ABSTRACT
Minimal values of bromide content in halites of the lowermost part of the Devonian Prairie Evaporite Formation are variable, but many of these values are about half of those of the first precipitated halite from present-day sea water. This observation does not mean that the bromide/chloride ratio of the Devonian sea was necessarily different from that of the present open ocean, because the bromide/chloride ratio of the Devonian marine brines in the ocean basin could have been altered by interaction with waters from the surrounding land, similar to that observed at the present time in some coastal lakes of southern Russia.
Before any primary sylvite or carnallite crystallized, the primary brines which precipitated halite reached bromide/chloride ratios close to those of primary brines which were in the same stage of evaporation in the German Zechstein 2 basin.
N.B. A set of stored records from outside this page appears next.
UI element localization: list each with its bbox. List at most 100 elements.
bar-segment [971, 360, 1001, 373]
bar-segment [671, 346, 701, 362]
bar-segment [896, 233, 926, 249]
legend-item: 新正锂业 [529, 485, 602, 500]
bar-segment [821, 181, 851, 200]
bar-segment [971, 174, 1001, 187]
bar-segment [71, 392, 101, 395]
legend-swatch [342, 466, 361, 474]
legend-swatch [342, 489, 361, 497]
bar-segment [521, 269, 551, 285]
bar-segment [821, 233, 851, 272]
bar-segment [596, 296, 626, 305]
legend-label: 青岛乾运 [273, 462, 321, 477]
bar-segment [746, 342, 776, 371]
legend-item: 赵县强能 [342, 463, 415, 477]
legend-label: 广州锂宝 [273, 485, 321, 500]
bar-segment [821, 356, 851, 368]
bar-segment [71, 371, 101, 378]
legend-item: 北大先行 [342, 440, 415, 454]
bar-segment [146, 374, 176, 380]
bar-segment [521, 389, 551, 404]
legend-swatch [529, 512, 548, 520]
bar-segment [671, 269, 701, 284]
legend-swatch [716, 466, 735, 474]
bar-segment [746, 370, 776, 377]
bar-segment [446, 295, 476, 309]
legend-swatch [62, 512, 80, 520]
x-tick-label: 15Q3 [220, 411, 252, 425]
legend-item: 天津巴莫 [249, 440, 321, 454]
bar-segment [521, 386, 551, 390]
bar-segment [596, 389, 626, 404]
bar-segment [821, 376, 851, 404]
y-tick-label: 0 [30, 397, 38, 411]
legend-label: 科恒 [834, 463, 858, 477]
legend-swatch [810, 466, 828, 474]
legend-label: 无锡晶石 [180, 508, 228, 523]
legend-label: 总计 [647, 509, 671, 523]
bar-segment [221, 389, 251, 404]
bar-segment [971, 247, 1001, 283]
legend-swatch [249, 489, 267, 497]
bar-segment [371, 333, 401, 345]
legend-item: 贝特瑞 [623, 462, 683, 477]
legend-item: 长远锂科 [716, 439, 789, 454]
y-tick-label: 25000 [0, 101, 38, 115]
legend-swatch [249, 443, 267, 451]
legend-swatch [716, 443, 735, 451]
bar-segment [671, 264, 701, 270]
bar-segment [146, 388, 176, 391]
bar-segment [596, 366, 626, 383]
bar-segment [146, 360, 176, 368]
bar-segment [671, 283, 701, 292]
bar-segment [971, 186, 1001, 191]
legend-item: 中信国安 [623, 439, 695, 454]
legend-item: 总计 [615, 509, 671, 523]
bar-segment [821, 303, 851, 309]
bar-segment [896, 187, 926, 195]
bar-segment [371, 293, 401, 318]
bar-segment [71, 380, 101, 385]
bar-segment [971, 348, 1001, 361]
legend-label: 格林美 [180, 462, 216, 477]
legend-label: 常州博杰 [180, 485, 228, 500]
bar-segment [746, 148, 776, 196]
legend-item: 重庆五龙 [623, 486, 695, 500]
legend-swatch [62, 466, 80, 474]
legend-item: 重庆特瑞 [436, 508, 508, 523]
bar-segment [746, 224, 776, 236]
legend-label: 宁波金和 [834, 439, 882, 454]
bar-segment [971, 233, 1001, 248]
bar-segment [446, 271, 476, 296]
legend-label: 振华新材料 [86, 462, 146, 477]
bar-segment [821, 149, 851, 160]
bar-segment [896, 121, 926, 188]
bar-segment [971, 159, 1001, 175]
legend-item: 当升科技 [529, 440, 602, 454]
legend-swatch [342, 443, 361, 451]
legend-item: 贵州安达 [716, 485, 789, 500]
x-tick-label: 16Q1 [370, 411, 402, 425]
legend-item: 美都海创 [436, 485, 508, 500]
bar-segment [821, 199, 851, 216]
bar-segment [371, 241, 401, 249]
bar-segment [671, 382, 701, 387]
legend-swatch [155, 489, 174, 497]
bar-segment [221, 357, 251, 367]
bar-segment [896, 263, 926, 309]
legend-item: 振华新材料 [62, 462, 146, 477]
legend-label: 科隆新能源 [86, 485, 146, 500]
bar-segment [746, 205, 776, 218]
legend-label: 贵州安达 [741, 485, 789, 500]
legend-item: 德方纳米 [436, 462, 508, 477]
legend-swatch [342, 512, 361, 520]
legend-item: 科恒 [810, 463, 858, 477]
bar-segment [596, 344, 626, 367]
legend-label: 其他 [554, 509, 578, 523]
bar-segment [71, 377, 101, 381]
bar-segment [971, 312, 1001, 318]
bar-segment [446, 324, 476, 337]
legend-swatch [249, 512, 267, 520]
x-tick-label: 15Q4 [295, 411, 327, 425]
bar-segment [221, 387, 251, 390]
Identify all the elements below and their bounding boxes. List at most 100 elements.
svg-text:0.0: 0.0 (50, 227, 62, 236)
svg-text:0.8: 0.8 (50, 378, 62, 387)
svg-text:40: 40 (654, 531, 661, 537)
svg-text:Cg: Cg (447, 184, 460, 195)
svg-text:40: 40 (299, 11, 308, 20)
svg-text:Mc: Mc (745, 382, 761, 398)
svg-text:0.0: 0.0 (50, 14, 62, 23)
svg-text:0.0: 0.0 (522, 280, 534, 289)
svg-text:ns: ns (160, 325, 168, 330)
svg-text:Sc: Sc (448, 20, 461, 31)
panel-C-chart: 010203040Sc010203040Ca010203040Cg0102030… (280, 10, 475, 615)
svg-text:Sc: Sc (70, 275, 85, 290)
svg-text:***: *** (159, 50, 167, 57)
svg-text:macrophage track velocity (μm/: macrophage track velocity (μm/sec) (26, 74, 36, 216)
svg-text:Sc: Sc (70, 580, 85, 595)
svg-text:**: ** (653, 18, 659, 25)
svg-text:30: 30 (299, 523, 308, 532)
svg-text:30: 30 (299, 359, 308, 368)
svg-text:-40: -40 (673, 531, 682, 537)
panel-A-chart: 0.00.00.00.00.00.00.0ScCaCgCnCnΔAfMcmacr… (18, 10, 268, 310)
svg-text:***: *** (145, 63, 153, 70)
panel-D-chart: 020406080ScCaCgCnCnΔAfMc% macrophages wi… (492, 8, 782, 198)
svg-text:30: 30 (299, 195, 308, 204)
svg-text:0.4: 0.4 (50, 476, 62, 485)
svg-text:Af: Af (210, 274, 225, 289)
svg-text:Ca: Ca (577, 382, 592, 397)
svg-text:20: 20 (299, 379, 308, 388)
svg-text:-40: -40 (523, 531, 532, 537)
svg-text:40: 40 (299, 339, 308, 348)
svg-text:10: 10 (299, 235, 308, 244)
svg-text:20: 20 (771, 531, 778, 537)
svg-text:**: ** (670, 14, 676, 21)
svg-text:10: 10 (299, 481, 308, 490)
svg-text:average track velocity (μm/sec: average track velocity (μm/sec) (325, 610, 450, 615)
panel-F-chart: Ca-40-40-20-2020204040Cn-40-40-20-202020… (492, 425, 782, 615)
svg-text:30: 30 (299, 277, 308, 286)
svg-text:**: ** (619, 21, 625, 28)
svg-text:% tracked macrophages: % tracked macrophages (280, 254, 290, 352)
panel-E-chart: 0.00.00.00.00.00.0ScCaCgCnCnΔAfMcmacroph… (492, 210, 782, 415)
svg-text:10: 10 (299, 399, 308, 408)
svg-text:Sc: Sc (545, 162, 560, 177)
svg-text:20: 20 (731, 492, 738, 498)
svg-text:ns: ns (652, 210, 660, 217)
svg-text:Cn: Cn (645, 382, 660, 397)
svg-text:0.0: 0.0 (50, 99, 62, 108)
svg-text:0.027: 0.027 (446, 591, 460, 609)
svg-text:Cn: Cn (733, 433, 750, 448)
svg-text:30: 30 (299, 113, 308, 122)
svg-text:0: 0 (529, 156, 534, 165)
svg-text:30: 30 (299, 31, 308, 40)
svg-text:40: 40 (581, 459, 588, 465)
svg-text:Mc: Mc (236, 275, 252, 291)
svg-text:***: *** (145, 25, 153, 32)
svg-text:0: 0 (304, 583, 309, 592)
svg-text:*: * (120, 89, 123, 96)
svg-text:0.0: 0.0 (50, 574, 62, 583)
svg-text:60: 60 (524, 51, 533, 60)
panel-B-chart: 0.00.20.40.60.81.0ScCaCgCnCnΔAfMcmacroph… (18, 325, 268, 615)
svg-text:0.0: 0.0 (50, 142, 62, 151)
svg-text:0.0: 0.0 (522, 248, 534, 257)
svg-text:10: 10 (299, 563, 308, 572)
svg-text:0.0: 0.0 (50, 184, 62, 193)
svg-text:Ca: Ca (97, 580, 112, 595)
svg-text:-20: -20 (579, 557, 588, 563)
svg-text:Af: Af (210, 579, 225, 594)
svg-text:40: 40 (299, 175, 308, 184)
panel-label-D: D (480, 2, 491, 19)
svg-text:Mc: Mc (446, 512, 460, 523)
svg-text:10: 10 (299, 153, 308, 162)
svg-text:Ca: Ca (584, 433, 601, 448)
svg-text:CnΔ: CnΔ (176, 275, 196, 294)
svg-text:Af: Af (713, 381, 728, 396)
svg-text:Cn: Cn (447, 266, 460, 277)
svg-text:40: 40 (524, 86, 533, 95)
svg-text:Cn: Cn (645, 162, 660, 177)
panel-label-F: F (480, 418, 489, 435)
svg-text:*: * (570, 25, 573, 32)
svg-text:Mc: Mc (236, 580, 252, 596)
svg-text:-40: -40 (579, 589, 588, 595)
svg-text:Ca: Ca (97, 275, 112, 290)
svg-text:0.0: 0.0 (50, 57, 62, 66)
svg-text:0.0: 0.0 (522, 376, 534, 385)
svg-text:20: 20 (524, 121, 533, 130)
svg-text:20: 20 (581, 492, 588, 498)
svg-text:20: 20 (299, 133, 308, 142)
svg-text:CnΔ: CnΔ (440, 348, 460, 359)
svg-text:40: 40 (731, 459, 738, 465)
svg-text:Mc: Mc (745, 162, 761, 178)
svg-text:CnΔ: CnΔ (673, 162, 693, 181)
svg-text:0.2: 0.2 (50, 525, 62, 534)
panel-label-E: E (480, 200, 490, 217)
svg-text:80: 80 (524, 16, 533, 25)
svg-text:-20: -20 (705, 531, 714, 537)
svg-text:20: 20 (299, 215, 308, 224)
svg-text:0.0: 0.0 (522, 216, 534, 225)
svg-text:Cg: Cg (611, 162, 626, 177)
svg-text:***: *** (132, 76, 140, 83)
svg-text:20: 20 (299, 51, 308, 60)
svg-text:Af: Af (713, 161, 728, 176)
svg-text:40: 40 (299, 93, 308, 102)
Both ratios are close to the equivalent values for halite crystallized from present-day sea water (0.027 weight per cent bromide).
All analyzed halites in the sylvinite zones of the Prairie Evaporite Formation have bromide values approximately half of those in the upper part of the underlying halite zone. The decreasing bromide contents in successively younger beds of the sylvinite zones indicate that the sylvinite is not a primary deposit from a marine brine, or even from a brine which had redissolved pre-existing precipitates. The sudden decrease of the bromide contents in the halites of most sylvinites is therefore explained by secondary processes. Neither the carnallites analyzed nor most of the sylvites, have primary bromide values. Only one sylvinite with primary bromide values was found.
It is concluded that primary carnallitite was precipitated and that this was later dissolved by small amounts of brines saturated with sodium chloride. As these brines became saturated with magnesium chloride secondary halite and sylvite were precipitated while the concentration of magnesium chloride in the brine increased These brines, eventually saturated with magnesium chloride, carried most of the magnesium chloride away and secondary carnallite crystallized elsewhere under favorable conditions. Red secondary carnallite, which commonly replaced halite and sylvite, is scattered through large parts of the total chloride section in many cores.